There were no more instances of her dismissing me.
And it felt like fucking heaven—so long as I ignored how I was supposed to hurt her to get back at her dad.
Goddammit.
The second my brain went there, I felt like the weight of the world was on me all over again.
I couldn’t give up on this vendetta against Dean Chen and what he did to William. It wasn’t fair to my brother, and it wasn’t who I was. I was his brother, and he should count on me to look out for him and avenge any wrongs done to him.
If Chen had at least given that whole cheating thing a proper investigation, it all would’ve been different. But he hadn’t even listened to me when I asked. My parents didn’t give a damn, just taking that man’s word for it that William had to be expelled, according to his rule. They were quick to cut William off, no argument allowed.
If I were to lose my spot here on campus, they’d give me the same dismissive regard they gave him. Period.
The rest of my walk back to the frat house was full of anxious worries and guesses of what I could do.
Giving up what I was exploring with Laura was out of the question. Since we’d both fallen and taken the risk to get together, I couldn’t imagine not having her there to make me smile or tempt me to take out my anger on her in a way she enjoyed, in a way that had her coming so hard each time.
But giving up on my brother wouldn’t bode well either. I’d never forgive myself.
Back at the frat house, I found Dennis and Kevin in the kitchen, cracking up over the videos they’d taken at the Professors’ Nightmares party and were checking out the new stitches and comments on them.
They showed me one of the drinking game they’d dubbed in Laura’s “honor”. The one they’d called Second-Best. Before the reel ended, it shifted into one of those deep fake videos of her on a pool table with a bong.
I shoved the phone down, not in any fucking mood to see all those derogatory remarks. It wasn’t her, and I knew that, but that was beside the point. It had been made to attack her, and it twisted me up inside. Anger cut through me, and I bit my lip until I tasted blood just so I wouldn’t tell them to cut it out.
“Isn’t it hilarious?” Kevin asked, shaking his head like this was the best comedy he’d ever seen.
You fucking moron.
I wasn’t only stuck having to pick between my brother and my… tutor, but now I felt like I had to stand with either Laura or my friends.
Ignoring them the best I could, I got some things to bring to my room for a late dinner. All I could hope for was that they wouldn’t notice I didn’t join in on bullying her as much. It had become more entertaining to tease her privately and only keep up with minimal harassment on campus.
But what else could I do?
I couldn’t turn around suddenly and tell them to knock it off when I was the one who encouraged them to go after her in the first place.

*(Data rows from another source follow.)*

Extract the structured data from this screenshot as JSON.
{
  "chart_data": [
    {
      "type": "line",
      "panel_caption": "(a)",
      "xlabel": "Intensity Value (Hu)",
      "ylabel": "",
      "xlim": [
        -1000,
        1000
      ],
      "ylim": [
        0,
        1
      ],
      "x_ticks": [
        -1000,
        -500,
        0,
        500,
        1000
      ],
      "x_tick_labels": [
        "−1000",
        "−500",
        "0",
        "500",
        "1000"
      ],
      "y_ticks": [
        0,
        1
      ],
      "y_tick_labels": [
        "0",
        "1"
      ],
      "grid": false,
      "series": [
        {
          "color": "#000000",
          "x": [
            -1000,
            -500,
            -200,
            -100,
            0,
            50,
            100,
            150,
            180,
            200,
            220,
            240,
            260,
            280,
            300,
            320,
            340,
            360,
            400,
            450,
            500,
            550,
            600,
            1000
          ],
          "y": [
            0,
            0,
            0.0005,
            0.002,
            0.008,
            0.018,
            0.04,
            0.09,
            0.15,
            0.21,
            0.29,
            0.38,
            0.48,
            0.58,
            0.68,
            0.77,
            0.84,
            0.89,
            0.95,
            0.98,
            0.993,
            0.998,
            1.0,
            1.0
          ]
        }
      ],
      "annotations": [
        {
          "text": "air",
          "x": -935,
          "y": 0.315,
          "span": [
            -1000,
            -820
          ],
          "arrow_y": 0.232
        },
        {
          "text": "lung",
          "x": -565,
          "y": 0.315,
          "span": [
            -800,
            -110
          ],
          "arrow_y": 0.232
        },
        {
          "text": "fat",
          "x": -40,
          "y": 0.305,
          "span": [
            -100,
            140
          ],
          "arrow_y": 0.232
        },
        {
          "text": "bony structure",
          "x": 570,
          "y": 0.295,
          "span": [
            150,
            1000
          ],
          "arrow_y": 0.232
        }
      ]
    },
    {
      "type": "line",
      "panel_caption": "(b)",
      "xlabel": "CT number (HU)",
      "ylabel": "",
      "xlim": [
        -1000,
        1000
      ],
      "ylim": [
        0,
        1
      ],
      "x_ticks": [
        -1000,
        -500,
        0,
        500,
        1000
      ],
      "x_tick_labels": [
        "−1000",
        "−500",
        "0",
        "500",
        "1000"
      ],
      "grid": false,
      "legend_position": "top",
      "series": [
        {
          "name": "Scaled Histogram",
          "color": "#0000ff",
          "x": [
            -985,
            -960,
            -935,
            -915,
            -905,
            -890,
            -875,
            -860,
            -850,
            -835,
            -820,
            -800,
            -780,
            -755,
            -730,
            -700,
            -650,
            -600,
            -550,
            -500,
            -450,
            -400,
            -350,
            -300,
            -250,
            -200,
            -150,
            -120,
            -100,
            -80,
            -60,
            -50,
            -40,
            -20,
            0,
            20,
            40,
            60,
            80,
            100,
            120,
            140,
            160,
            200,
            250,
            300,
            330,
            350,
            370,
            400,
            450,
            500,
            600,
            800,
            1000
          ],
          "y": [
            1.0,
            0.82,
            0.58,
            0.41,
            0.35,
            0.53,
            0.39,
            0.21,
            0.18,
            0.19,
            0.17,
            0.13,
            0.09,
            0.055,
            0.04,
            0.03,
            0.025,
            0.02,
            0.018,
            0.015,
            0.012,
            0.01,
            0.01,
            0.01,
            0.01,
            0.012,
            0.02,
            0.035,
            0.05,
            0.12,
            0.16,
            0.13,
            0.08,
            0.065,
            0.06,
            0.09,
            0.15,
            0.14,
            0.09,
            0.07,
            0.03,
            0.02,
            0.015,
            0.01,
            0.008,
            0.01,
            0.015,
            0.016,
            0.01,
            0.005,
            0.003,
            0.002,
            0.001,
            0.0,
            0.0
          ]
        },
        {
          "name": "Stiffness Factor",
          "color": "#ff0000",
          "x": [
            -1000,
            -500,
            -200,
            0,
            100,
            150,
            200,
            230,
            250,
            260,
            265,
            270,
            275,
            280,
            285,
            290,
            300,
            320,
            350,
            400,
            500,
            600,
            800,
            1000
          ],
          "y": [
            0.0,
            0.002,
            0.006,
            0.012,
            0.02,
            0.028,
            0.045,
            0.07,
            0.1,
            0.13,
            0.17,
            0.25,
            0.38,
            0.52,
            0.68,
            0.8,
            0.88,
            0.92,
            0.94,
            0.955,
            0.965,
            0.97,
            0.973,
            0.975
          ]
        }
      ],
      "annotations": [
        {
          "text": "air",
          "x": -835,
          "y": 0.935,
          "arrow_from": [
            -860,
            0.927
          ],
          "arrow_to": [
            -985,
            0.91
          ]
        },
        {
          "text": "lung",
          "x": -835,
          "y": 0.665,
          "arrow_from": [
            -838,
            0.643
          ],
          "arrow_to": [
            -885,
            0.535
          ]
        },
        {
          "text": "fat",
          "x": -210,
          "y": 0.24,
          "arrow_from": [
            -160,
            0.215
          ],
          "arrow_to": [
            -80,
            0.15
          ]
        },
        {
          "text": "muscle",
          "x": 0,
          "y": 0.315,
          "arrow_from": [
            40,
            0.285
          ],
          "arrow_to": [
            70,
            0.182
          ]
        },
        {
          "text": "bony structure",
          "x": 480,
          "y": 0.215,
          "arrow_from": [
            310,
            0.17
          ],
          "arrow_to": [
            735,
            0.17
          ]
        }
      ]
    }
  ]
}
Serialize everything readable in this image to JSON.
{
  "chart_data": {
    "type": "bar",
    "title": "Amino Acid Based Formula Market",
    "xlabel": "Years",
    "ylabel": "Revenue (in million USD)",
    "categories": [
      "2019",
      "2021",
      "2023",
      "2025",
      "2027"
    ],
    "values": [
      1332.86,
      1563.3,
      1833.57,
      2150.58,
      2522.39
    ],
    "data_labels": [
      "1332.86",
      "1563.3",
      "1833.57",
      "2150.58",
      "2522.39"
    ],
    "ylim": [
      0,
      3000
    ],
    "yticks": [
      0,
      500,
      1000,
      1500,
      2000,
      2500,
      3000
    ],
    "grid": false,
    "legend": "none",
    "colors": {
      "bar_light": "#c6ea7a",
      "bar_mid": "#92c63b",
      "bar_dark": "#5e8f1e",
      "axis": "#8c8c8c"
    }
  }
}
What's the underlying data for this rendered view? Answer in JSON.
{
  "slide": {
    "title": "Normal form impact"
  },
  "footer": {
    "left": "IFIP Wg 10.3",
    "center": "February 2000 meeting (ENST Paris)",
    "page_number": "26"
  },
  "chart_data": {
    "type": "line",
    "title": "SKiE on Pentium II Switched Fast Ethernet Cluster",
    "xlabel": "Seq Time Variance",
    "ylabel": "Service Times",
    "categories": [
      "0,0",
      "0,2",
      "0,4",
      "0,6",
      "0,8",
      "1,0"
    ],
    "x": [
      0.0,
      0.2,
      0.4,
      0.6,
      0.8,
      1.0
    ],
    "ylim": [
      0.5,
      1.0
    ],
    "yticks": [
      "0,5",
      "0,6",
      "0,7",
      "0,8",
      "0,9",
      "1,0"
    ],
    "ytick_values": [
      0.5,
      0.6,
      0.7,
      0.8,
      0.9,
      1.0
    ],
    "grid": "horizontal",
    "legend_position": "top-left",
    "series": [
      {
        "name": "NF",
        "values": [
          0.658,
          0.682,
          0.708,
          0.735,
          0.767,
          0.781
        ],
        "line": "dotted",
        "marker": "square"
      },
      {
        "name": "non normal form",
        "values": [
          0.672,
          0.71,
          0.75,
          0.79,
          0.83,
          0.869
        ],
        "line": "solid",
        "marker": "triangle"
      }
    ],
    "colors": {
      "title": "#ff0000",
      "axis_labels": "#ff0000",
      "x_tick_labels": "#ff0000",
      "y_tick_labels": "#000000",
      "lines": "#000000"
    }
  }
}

They’d want to know why I was changing my mind about her. They’d get curious and dig for more answers. Admitting to them that I was secretly fucking her wouldn’t end well. Because confessing that big secret to anyone would ultimately lead to my explaining that I was starting to genuinely care about her.
A thin line stood to mark the difference between love and hate, and we’d blurred that border so much that it was impossible to sort out the opposites anymore.
More than that, my friends wouldn’t understand why I was willingly choosing to be with a member of the Chen family. They were all there when I faced the hell of William being expelled.
Leaving them to their comments and jokes felt cowardly. The mood lingered when I went up to my room to eat alone.
Just as I finished, my phone rang with an unidentified number. I answered, figuring it was a spam call, but even that distraction would pull me out of thinking about the knot of indecision between Laura and Willaim.
“Hello?” I answered.
“Hi, this is Faith. I’m a nurse at Jonas General.”
My heart sped up. The food I just ate turned to stone.
Jonas General was a hospital near the lousy area of town that William had been living in.
Fuck!I braced myself for bad news. That was the only reason a nurse from a hospital would call. I visited that place before, for a career day thing, but this wasn’t about that. This had to be something bad. I felt it in my bones. This tension that kicked in made my skin feel too tight and stretched, and my lungs couldn’t fill fast enough. It was the same way I had felt when I got word about William’s expulsion.
Once I confirmed that I was who she was looking for, she dropped the bomb.